Le régime nazi a d’emblée fait une distinction entre les Slaves, majoritaires dans la population des territoires occupés de l’URSS, voués à devenir des esclaves de la « race des seigneurs aryens », et un certain nombre de minorités promises à un traitement plus clément. Parmi celles-ci, les descendants des colons allemands installés en Russie depuis la seconde moitié du XVIIIe siècle, qualifiés par les nazis de Volksdeutsche, constituaient les éléments les plus dignes d’un traitement privilégié. Plus, ils devaient reprendre leur fonction de maîtres des territoires conquis. « Racialement proches », les Baltes, et tout particulièrement les Estoniens, devaient eux aussi être favorisés, de même que les Cosaques, prétendument « descendants des Goths ». À un degré inférieur de l’échelle des races, les représentants de certains peuples caucasiens ou turco-mongols (comme les Tatars de Crimée ou les Kalmouks, par exemple) pouvaient être utilisés comme agents civils ou supplétifs militaires.
Du côté des occupés, l’attitude des populations a été très variée : les populations des territoires qui venaient tout juste d’être annexés par l’URSS (Ukraine et Biélorussie occidentales, à partir de septembre 1939 aux dépens de la Pologne ; pays baltes, à partir de l’été 1940 et Bessarabie, annexée la même année aux dépens de la Roumanie) ont, au cours de l’été 1941, accueilli les soldats allemands en « libérateurs du joug bolchevique ». Aussitôt après la fuite des autorités soviétiques, des milices locales se lancèrent dans la chasse aux « judéo-bolcheviques » et perpétrèrent, souvent avant même l’arrivée des Allemands, des massacres massifs de Juifs.
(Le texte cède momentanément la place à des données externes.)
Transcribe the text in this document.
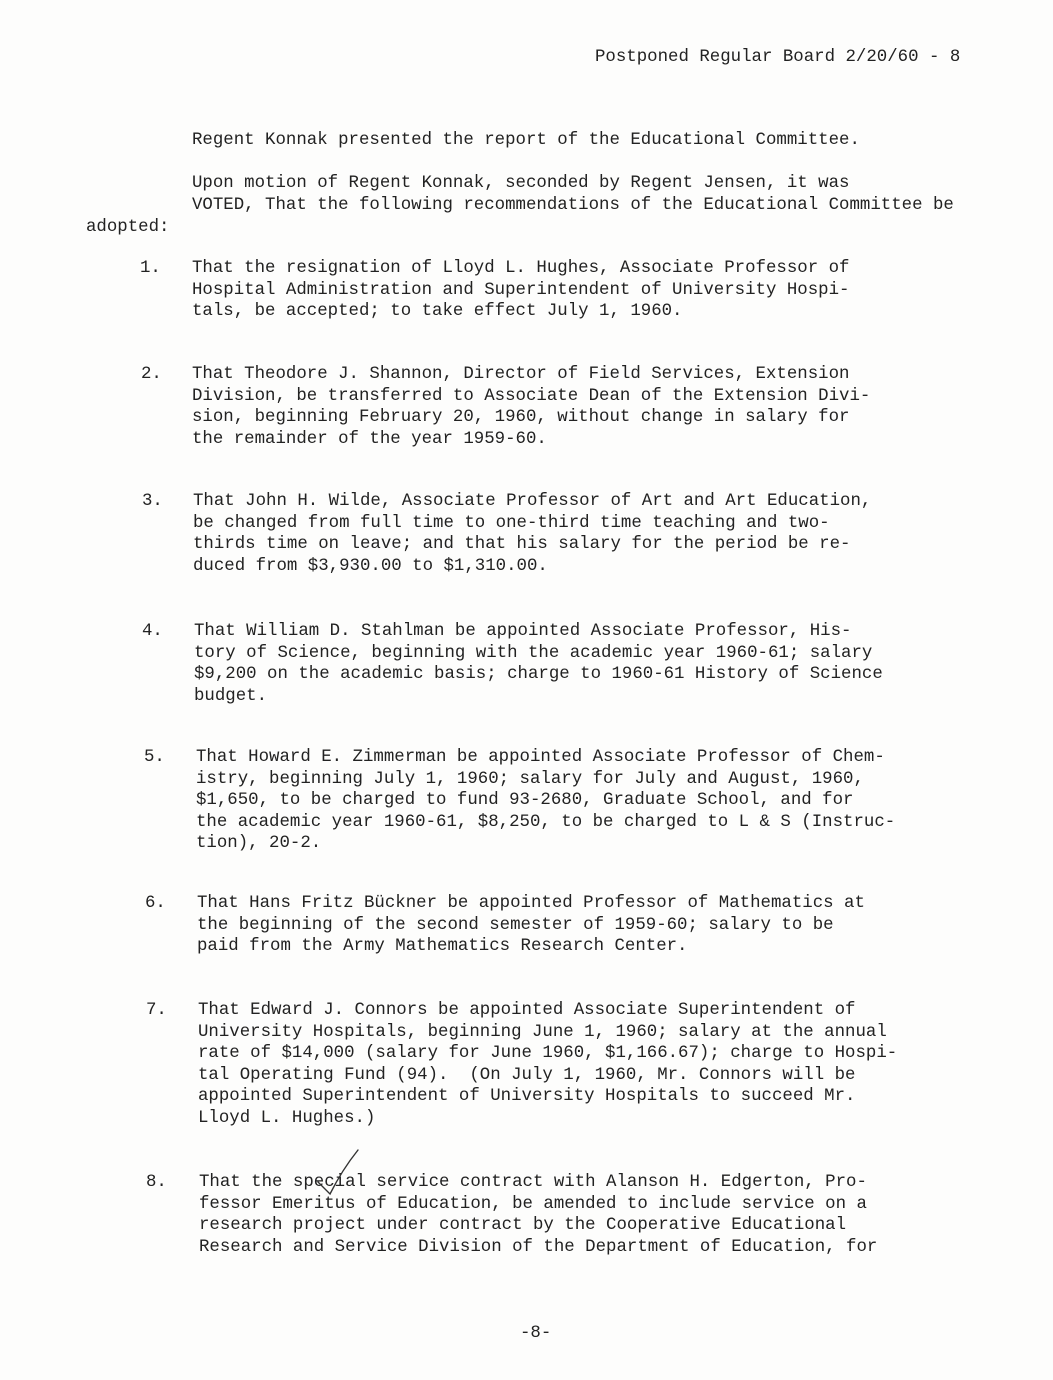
Postponed Regular Board 2/20/60 - 8
Regent Konnak presented the report of the Educational Committee.
Upon motion of Regent Konnak, seconded by Regent Jensen, it was
VOTED, That the following recommendations of the Educational Committee be
adopted:
1. That the resignation of Lloyd L. Hughes, Associate Professor of
Hospital Administration and Superintendent of University Hospi-
tals, be accepted; to take effect July 1, 1960.
2. That Theodore J. Shannon, Director of Field Services, Extension
Division, be transferred to Associate Dean of the Extension Divi-
sion, beginning February 20, 1960, without change in salary for
the remainder of the year 1959-60.
3. That John H. Wilde, Associate Professor of Art and Art Education,
be changed from full time to one-third time teaching and two-
thirds time on leave; and that his salary for the period be re-
duced from $3,930.00 to $1,310.00.
4. That William D. Stahlman be appointed Associate Professor, His-
tory of Science, beginning with the academic year 1960-61; salary
$9,200 on the academic basis; charge to 1960-61 History of Science
budget.
5. That Howard E. Zimmerman be appointed Associate Professor of Chem-
istry, beginning July 1, 1960; salary for July and August, 1960,
$1,650, to be charged to fund 93-2680, Graduate School, and for
the academic year 1960-61, $8,250, to be charged to L & S (Instruc-
tion), 20-2.
6. That Hans Fritz Bückner be appointed Professor of Mathematics at
the beginning of the second semester of 1959-60; salary to be
paid from the Army Mathematics Research Center.
7. That Edward J. Connors be appointed Associate Superintendent of
University Hospitals, beginning June 1, 1960; salary at the annual
rate of $14,000 (salary for June 1960, $1,166.67); charge to Hospi-
tal Operating Fund (94).  (On July 1, 1960, Mr. Connors will be
appointed Superintendent of University Hospitals to succeed Mr.
Lloyd L. Hughes.)
8. That the special service contract with Alanson H. Edgerton, Pro-
fessor Emeritus of Education, be amended to include service on a
research project under contract by the Cooperative Educational
Research and Service Division of the Department of Education, for
-8-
En revanche, l’attitude des populations des territoires soviétisés de longue date a été naturellement différente. Néanmoins, notamment en Ukraine, le ressentiment de larges segments de la population rurale envers le pouvoir soviétique responsable des terribles famines du début des années 1930 et les rumeurs d’une prochaine dissolution des kolkhozes honnis par les autorités allemandes d’occupation, favorisèrent, du moins au cours des premiers mois, l’émergence de dispositions plutôt favorables aux occupants.
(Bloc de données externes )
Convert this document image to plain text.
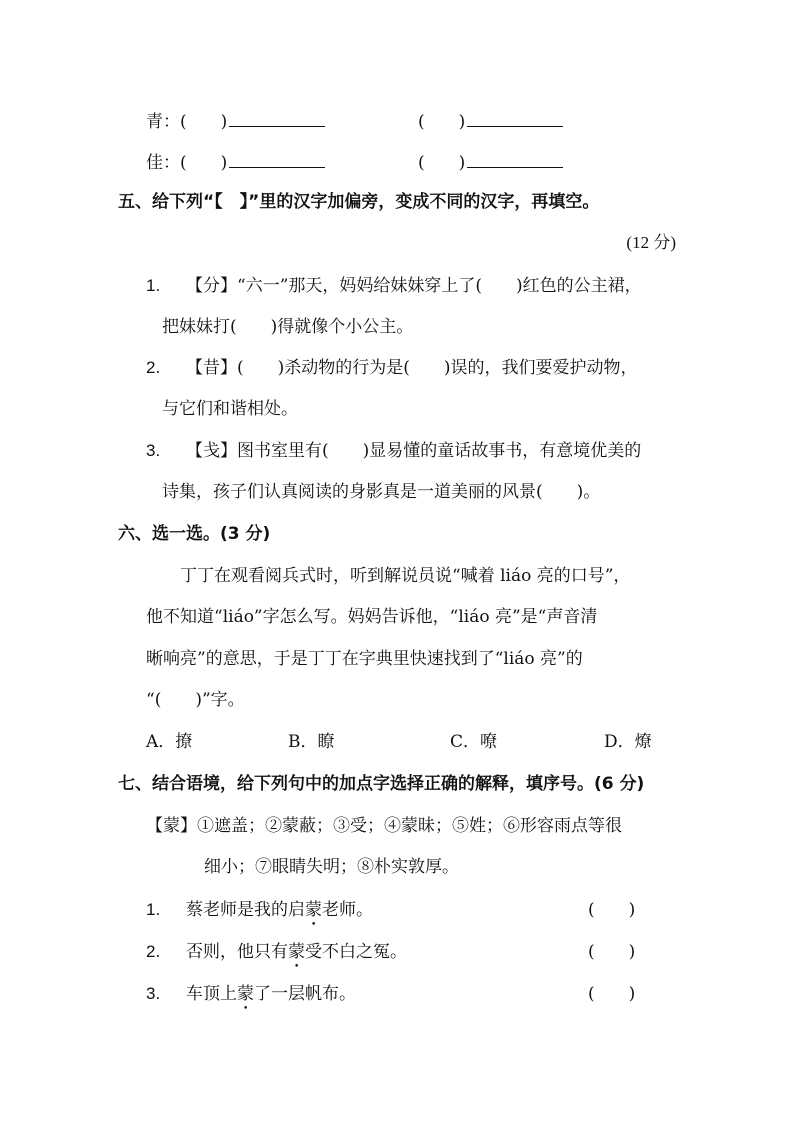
青：(　　)	(　　)
佳：(　　)	(　　)
五、给下列“【　】”里的汉字加偏旁，变成不同的汉字，再填空。
(12 分)
1. 【分】“六一”那天，妈妈给妹妹穿上了(　　)红色的公主裙，
把妹妹打(　　)得就像个小公主。
2. 【昔】(　　)杀动物的行为是(　　)误的，我们要爱护动物，
与它们和谐相处。
3. 【戋】图书室里有(　　)显易懂的童话故事书，有意境优美的
诗集，孩子们认真阅读的身影真是一道美丽的风景(　　)。
六、选一选。(3 分)
丁丁在观看阅兵式时，听到解说员说“喊着 liáo 亮的口号”，
他不知道“liáo”字怎么写。妈妈告诉他，“liáo 亮”是“声音清
晰响亮”的意思，于是丁丁在字典里快速找到了“liáo 亮”的
“(　　)”字。
A．撩	B．瞭	C．嘹	D．燎
七、结合语境，给下列句中的加点字选择正确的解释，填序号。(6 分)
【蒙】①遮盖；②蒙蔽；③受；④蒙昧；⑤姓；⑥形容雨点等很
细小；⑦眼睛失明；⑧朴实敦厚。
1. 蔡老师是我的启蒙老师。	(　　)
2. 否则，他只有蒙受不白之冤。	(　　)
3. 车顶上蒙了一层帆布。	(　　)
D’emblée, les autorités d’occupation mirent en place, sur les vastes territoires occupés, une administration locale visant à encadrer la population et à veiller au maintien de l’ordre : starostes (responsables de village), starchines (responsables d’une administration cantonale ou d’un arrondissement urbain) et politsai (auxiliaires locaux de services de sécurité de l’occupant) – mentionnons aussi une dernière catégorie, les interprètes, chargés de faciliter la communication entre les autorités d’occupation et la population. Tous étaient recrutés sur place, d’abord parmi les volontaires pour ce genre de poste ; ceux-ci ne manquaient pas dans les régions où le ressentiment, voire la haine vis-à-vis du régime soviétique étaient fortes. Ailleurs, plus à l’est, les Allemands durent souvent exercer des pressions pour recruter ces agents, mal payés et peu respectés (quand ils n’étaient pas considérés comme des traîtres) par leurs concitoyens.
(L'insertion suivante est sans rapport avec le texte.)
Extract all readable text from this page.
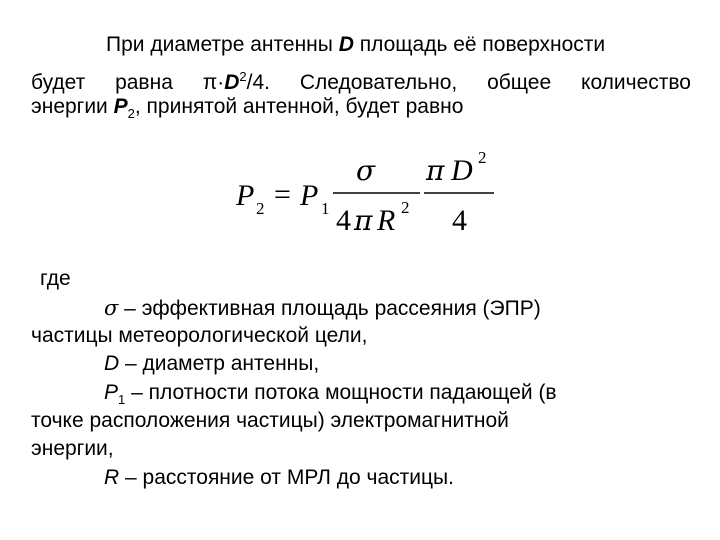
При диаметре антенны D площадь её поверхности
будет равна $\pi\cdot D^2/4$. Следовательно, общее количество
энергии $P_2$, принятой антенной, будет равно
P 2 = P 1
σ
4 π R 2
π D 2
4
где
σ – эффективная площадь рассеяния (ЭПР)
частицы метеорологической цели,
D – диаметр антенны,
$P_1$ – плотности потока мощности падающей (в
точке расположения частицы) электромагнитной
энергии,
R – расстояние от МРЛ до частицы.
Outre des auxiliaires d’administration civile (au nombre d’environ 200 000 début 1943), les Allemands recrutèrent largement – et de plus en plus à mesure que la guerre se prolongeait et que les pertes militaires allemandes croissaient – des supplétifs militaires : Hiwis (abréviation de Hilfswillige – auxiliaires volontaires), hommes à tout faire, non armés, chargés de toutes les basses besognes dans les unités de la Wehrmacht, mais aussi dans les camps de concentration ou dans le cours des opérations génocidaires menées contre la population juive. De très nombreux Hiwis (on en comptait près de 500 000 début 1943) furent recrutés parmi les prisonniers de guerre soviétiques, de préférence non-Slaves. Être accepté comme Hiwi signifiait échapper à une mort certaine, à plus ou moins brève échéance, par malnutrition, épuisement ou mauvais traitements.
Un degré supplémentaire, cette fois-ci décisif, dans la voie de la collaboration, était franchi avec l’engagement d’individus dans des unités supplétives armées chargées de la lutte contre les partisans. Ces unités étaient formées le plus souvent d’anciens prisonniers de guerre soviétiques originaires d’Asie centrale, du Caucase, mais surtout des pays baltes et d’Ukraine occidentale. À l’été 1943, plus de 80 000 Soviétiques (dont une grande majorité de Baltes et d’Ukrainiens de l’ouest) participaient, aux côtés des Allemands, aux opérations anti-partisans. Il faut mentionner, enfin, des unités militaires formées de citoyens soviétiques, mais commandées par des officiers allemands et engagées dans des combats contre l’Armée soviétique : une centaine de bataillons recrutés, pour l’essentiel, parmi les prisonniers de guerre soviétiques originaires du Turkestan, du Caucase et des petites républiques volgo-ouraliennes. Deux brigades de cavalerie – l’une kalmouke, l’autre cosaque –jouissaient du privilège d’un commandement autonome.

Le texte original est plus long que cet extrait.